Although men do play a greater role in family responsibilities than, say, my Dad’s generation, women do indeed get saddled with much of the child-rearing among the majority of professional couples.
But it only takes a quick read through the posts at the Scientiae carnival to realize that there are still a number of issues regarding the work environment and the attitudes of men about women in science and engineering that conspire to prevent women from remaining in the academic pipeline, or at least create an environment where no sane person would want to remain in the field.
I still have to read the primary report from this NIH survey but I will be interested to learn what other “deep-seated and numerous” problems exist that “cause women to fall off the tenure track.”

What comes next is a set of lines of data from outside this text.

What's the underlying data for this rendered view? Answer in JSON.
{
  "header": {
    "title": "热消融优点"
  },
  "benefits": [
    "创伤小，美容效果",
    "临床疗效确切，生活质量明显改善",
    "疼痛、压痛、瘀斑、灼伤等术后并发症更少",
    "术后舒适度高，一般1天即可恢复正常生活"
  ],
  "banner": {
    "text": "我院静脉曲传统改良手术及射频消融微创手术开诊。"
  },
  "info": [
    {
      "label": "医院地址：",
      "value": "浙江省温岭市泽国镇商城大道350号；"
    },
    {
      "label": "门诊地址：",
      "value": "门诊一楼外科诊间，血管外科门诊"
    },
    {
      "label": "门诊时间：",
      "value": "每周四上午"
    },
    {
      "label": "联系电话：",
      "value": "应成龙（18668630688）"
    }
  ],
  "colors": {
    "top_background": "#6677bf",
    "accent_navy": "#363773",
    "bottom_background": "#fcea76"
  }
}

2 thoughts on “Scientiae Carnvial #13 and More On Women in Science from NIH

  1. I am a woman scientist at NIH. Been there for more than 30 years. I love it there, but you are right – the number of professional scientists at NIH is much smaller than it should be.
    I do not know why this is. In my particular specialty, I see that ~50% of the participants at meetings are women. But it is clear that in certain research areas, women are more welcome than others. And the “hotter” the area, the fewer the women.
    I think one contributing factor is that it is difficult to take time off in science. Lost time is not easily made up as fields move ahead so fast.
    The child-rearing issue is not something specific to science – it is a problem for all professional women, and frankly, I think science offers a more flexible work environment for mothers than many other professions since experiments can easily be scheduled outside the usual 9-5 workday.

  2. Prejudices are extremely difficult to ferret out. There are changes happening in most fields, but the real success story for women has been in symphony orchestras. It is difficult to reproduce the leveling effects of blind auditions in the laboratory.